There is a scene at the end of George Orwell's Animal Farm where the animals and the humans become indistinguishable. If this article by Carole Cadwalladr is to be believed the political conferences of the main political parties are much the same, clones and out-of-touch with the people they are meant to represent:

There are any number of ways you can hold a conference but our political culture, our long history of parliamentary democracy, has produced a spectacle – common to all parties – that feels like something Disraeli might have come up with after attending a L’Oréal sales conference. Ken Livingstone tells me how it was in the 70s when “conference was a parliament of working-class delegates who every day were casting their votes to create policy”. Not any more.

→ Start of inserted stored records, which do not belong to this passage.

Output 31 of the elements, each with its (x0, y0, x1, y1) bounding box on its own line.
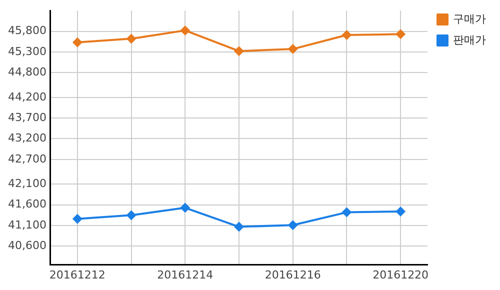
point (180, 202, 190, 213)
point (342, 30, 352, 40)
point (396, 29, 406, 40)
y-tick-label: 43,200 (8, 132, 46, 145)
y-tick-label: 44,200 (8, 90, 46, 104)
y-tick-label: 41,100 (8, 218, 46, 232)
point (342, 207, 352, 218)
y-tick-label: 42,700 (8, 152, 46, 166)
legend-label: 구매가 (453, 12, 486, 26)
point (126, 210, 136, 220)
x-tick-label: 20161220 (372, 268, 429, 282)
y-tick-label: 41,600 (8, 198, 46, 211)
y-tick-label: 42,100 (8, 177, 46, 190)
y-tick-label: 45,300 (8, 44, 46, 58)
y-tick-label: 44,800 (8, 65, 46, 78)
y-tick-label: 43,700 (8, 110, 46, 124)
point (72, 37, 82, 48)
point (288, 44, 298, 54)
point (396, 206, 406, 216)
x-tick-label: 20161212 (49, 268, 106, 282)
point (234, 46, 244, 56)
x-tick-label: 20161214 (157, 268, 214, 282)
point (180, 25, 190, 36)
x-tick-label: 20161216 (264, 268, 321, 282)
y-tick-label: 40,600 (8, 239, 46, 252)
point (72, 214, 82, 224)
point (126, 34, 136, 44)
y-tick-label: 45,800 (8, 24, 46, 38)
legend-label: 판매가 (453, 33, 486, 46)
point (234, 222, 244, 232)
point (288, 220, 298, 230)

I watch Chuka Umunna’s hotly anticipated speech and, frankly, I might as well be at the L’Oréal sales conference. He sounds like he’s trying to sell shampoo. I’ve read endless articles on how he’s the next Obama, and then he says: “Conference, if you work hard, you should not have to live in poverty…” Conference? As an indirect object? What? It’s the first of dozens of bizarre verbal constructions I hear that sound like they were coined by the Committee of Bizarre Verbal Constructions some time back in 1938.

And then there’s the press pack, that’s the same too: the lobby journalists and columnists who are something of a force of nature, in the same way that packs of hyena and great white sharks are a force of nature. They can spot a political cock-up – a blunder, a gaffe, a misplaced comma – from a thousand yards, and then work together, tweeting and retweeting and harrying their prey until the moment they bring down a shadow cabinet member like a weakened Thomson’s gazelle. I sit in the press pen for Miliband’s speech, the main event of the week, and it’s like watching a David Attenborough documentary play out in real time. All around, heads are bowed, characters are furiously tapped into iPhones, smart observations are made, retweeted, echoed, repeated, amplified, enlarged. Out there in the Twitterverse, which becomes the blogosphere, which becomes the headlines, which becomes the bulletins on tonight’s TV, Miliband is limping, bleeding, wounded before he’s even taken his rapturous standing ovation.

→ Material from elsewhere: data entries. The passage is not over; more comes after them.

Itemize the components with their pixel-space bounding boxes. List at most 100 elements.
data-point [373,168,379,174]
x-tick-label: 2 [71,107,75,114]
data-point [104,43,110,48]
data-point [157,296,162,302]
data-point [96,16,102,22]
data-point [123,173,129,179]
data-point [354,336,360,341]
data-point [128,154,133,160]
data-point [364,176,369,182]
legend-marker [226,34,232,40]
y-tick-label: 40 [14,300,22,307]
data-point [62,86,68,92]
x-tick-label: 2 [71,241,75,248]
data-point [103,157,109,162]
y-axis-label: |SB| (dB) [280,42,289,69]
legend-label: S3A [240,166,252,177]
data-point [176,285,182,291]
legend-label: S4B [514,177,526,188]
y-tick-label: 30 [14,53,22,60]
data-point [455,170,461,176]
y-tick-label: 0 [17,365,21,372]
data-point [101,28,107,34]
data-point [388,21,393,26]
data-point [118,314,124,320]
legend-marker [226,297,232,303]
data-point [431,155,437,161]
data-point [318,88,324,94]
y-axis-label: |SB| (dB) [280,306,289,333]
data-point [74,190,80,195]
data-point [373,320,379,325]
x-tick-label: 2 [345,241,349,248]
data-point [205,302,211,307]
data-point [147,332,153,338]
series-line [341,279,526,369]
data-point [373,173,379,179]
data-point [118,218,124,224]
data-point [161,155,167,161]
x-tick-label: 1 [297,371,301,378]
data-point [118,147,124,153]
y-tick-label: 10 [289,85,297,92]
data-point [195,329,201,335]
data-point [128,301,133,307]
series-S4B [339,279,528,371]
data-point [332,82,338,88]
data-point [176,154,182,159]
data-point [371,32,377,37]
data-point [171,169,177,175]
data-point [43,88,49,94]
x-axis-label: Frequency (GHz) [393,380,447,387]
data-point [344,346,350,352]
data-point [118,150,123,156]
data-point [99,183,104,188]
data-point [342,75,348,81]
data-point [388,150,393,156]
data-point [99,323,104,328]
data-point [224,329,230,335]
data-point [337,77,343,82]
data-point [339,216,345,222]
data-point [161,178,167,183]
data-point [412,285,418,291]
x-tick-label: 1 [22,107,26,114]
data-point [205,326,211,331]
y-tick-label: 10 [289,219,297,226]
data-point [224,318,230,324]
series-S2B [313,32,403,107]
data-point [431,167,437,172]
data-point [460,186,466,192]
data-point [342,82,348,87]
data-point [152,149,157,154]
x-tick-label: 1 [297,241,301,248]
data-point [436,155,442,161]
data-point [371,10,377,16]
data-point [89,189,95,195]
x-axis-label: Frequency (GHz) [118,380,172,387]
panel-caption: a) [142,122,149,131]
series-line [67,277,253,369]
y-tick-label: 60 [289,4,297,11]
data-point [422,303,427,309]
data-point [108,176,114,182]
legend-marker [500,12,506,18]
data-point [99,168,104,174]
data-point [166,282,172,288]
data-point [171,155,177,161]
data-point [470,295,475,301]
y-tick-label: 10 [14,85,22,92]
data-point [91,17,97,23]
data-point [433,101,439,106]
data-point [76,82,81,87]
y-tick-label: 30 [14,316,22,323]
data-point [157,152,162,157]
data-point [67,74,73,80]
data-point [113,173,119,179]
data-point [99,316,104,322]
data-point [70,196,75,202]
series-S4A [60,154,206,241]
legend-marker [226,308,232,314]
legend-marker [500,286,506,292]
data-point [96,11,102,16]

The best speech I hear in the first two days, or at least the most honest, isn’t made by a politician, it comes from Red Len, Len McCluskey, the general secretary of Unite. “We have seen our political establishment – including, let’s be honest, our own party – have a near-death experience in Scotland,” he tells the audience. “We have seen an elite in a panic. Because the Scottish people played the role in the fairy story, telling the Westminster emperor that it has no clothes!” It gets a massive cheer. And there’s more when he says: “We’ve been told that working-class people don’t vote and we have seen them electrified by political engagement!”

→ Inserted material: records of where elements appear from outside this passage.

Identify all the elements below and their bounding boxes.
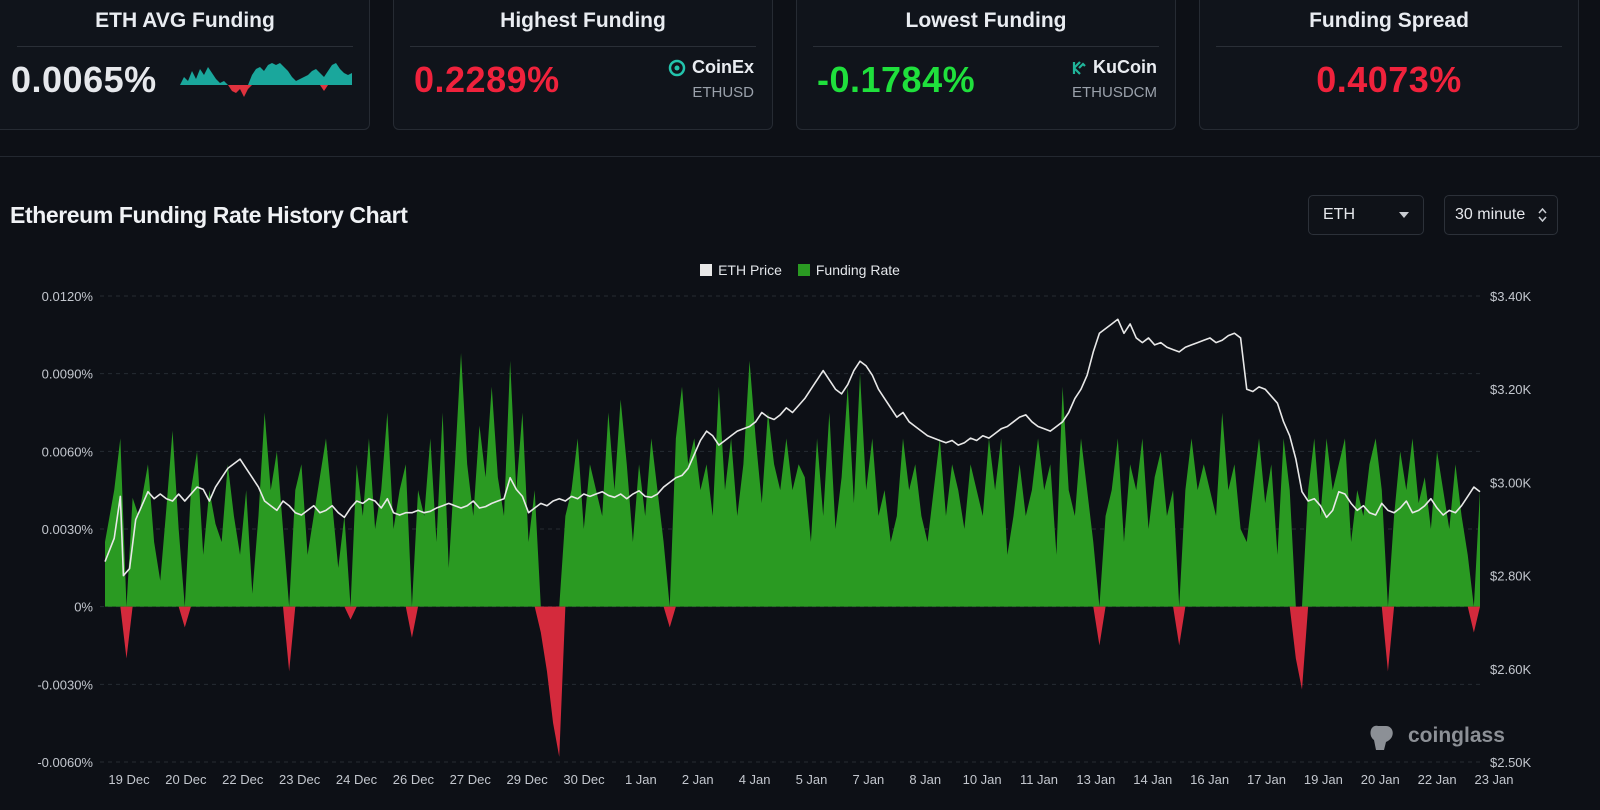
funding-rate-chart[interactable]: 0.0120% 0.0090% 0.0060% 0.0030% 0% -0.0030% -0… (0, 280, 1600, 810)
x-tick-label: 26 Dec (393, 772, 435, 787)
y-left-tick-label: 0.0060% (42, 444, 94, 459)
highest-funding-card: Highest Funding 0.2289% CoinEx ETHUSD (393, 0, 773, 130)
y-left-tick-label: -0.0030% (37, 677, 93, 692)
summary-cards: ETH AVG Funding 0.0065% Highest Funding … (0, 0, 1600, 132)
legend-swatch-price (700, 264, 713, 276)
x-tick-label: 7 Jan (852, 772, 884, 787)
exchange-pair: ETHUSDCM (1072, 84, 1157, 101)
highest-funding-exchange: CoinEx ETHUSD (668, 57, 754, 101)
card-title: ETH AVG Funding (17, 9, 353, 47)
x-tick-label: 13 Jan (1076, 772, 1115, 787)
x-tick-label: 23 Dec (279, 772, 321, 787)
y-right-tick-label: $2.50K (1490, 755, 1532, 770)
x-tick-label: 16 Jan (1190, 772, 1229, 787)
chart-title: Ethereum Funding Rate History Chart (10, 202, 408, 228)
avg-funding-value: 0.0065% (11, 59, 157, 100)
interval-select[interactable]: 30 minute (1444, 195, 1558, 235)
y-left-tick-label: 0% (74, 600, 93, 615)
x-tick-label: 27 Dec (450, 772, 492, 787)
avg-funding-card: ETH AVG Funding 0.0065% (0, 0, 370, 130)
y-right-tick-label: $3.40K (1490, 289, 1532, 304)
legend-label: Funding Rate (815, 262, 900, 278)
card-title: Lowest Funding (813, 9, 1159, 47)
x-tick-label: 30 Dec (563, 772, 605, 787)
exchange-pair: ETHUSD (692, 84, 754, 101)
card-title: Highest Funding (410, 9, 756, 47)
coinex-logo-icon (668, 59, 686, 76)
symbol-select-value: ETH (1323, 206, 1355, 223)
x-tick-label: 1 Jan (625, 772, 657, 787)
x-tick-label: 20 Dec (165, 772, 207, 787)
legend-item-funding-rate[interactable]: Funding Rate (797, 262, 900, 278)
lowest-funding-card: Lowest Funding -0.1784% KuCoin ETHUSDCM (796, 0, 1176, 130)
chart-legend: ETH Price Funding Rate (0, 262, 1600, 278)
x-tick-label: 2 Jan (682, 772, 714, 787)
legend-item-eth-price[interactable]: ETH Price (700, 262, 782, 278)
y-right-tick-label: $3.00K (1490, 475, 1532, 490)
exchange-name: CoinEx (691, 57, 754, 77)
funding-spread-value: 0.4073% (1316, 59, 1462, 100)
x-tick-label: 8 Jan (909, 772, 941, 787)
x-tick-label: 19 Jan (1304, 772, 1343, 787)
caret-down-icon (1399, 212, 1409, 218)
y-right-tick-label: $2.80K (1490, 569, 1532, 584)
y-right-tick-label: $3.20K (1490, 382, 1532, 397)
legend-label: ETH Price (718, 262, 782, 278)
up-down-arrows-icon (1538, 208, 1547, 222)
x-tick-label: 20 Jan (1361, 772, 1400, 787)
interval-select-value: 30 minute (1455, 206, 1526, 223)
x-tick-label: 29 Dec (507, 772, 549, 787)
avg-funding-sparkline (180, 63, 352, 97)
x-tick-label: 14 Jan (1133, 772, 1172, 787)
y-left-tick-label: 0.0120% (42, 289, 94, 304)
symbol-select[interactable]: ETH (1308, 195, 1424, 235)
funding-rate-positive-area (105, 352, 1480, 607)
watermark-text: coinglass (1408, 724, 1505, 747)
x-tick-label: 24 Dec (336, 772, 378, 787)
y-left-tick-label: -0.0060% (37, 755, 93, 770)
kucoin-logo-icon (1072, 60, 1086, 75)
coinglass-logo-icon (1370, 725, 1393, 750)
y-right-tick-label: $2.60K (1490, 662, 1532, 677)
x-tick-label: 10 Jan (963, 772, 1002, 787)
lowest-funding-exchange: KuCoin ETHUSDCM (1071, 57, 1157, 101)
funding-rate-negative-area (105, 606, 1480, 757)
y-left-tick-label: 0.0030% (42, 522, 94, 537)
y-left-tick-label: 0.0090% (42, 367, 94, 382)
highest-funding-value: 0.2289% (414, 59, 560, 100)
x-tick-label: 4 Jan (739, 772, 771, 787)
coinglass-watermark: coinglass (1370, 724, 1505, 750)
exchange-name: KuCoin (1093, 57, 1157, 77)
legend-swatch-funding (797, 264, 810, 276)
lowest-funding-value: -0.1784% (817, 59, 976, 100)
x-tick-label: 17 Jan (1247, 772, 1286, 787)
x-tick-label: 19 Dec (108, 772, 150, 787)
x-tick-label: 11 Jan (1020, 772, 1058, 787)
x-tick-label: 22 Jan (1418, 772, 1457, 787)
funding-spread-card: Funding Spread 0.4073% (1199, 0, 1579, 130)
card-title: Funding Spread (1216, 9, 1562, 47)
section-divider (0, 156, 1600, 157)
x-tick-label: 5 Jan (796, 772, 828, 787)
x-tick-label: 22 Dec (222, 772, 264, 787)
x-tick-label: 23 Jan (1474, 772, 1513, 787)
eth-price-line (104, 318, 1481, 577)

And he finishes to a whopping great standing ovation. Scotland has changed everything. Not just in terms of devolution and what that means – the elephant in the Labour party conference room – but what the tumultuous result means, full stop. If you think that our way of doing politics is outdated, irrelevant, elitist and has nothing to do with you, join the gang. Isn’t that what the 45% of people who voted “Yes” in the Scottish referendum thought? That they just couldn’t stand Westminster a moment longer?

Conferences of course are special events and often resemble a parallel universe, somehow estranged from the real world. On the ground it is a different matter, but ordinary people's perception of the political establishment fits far more with the one in this article. It is worth reading in full if only to understand that.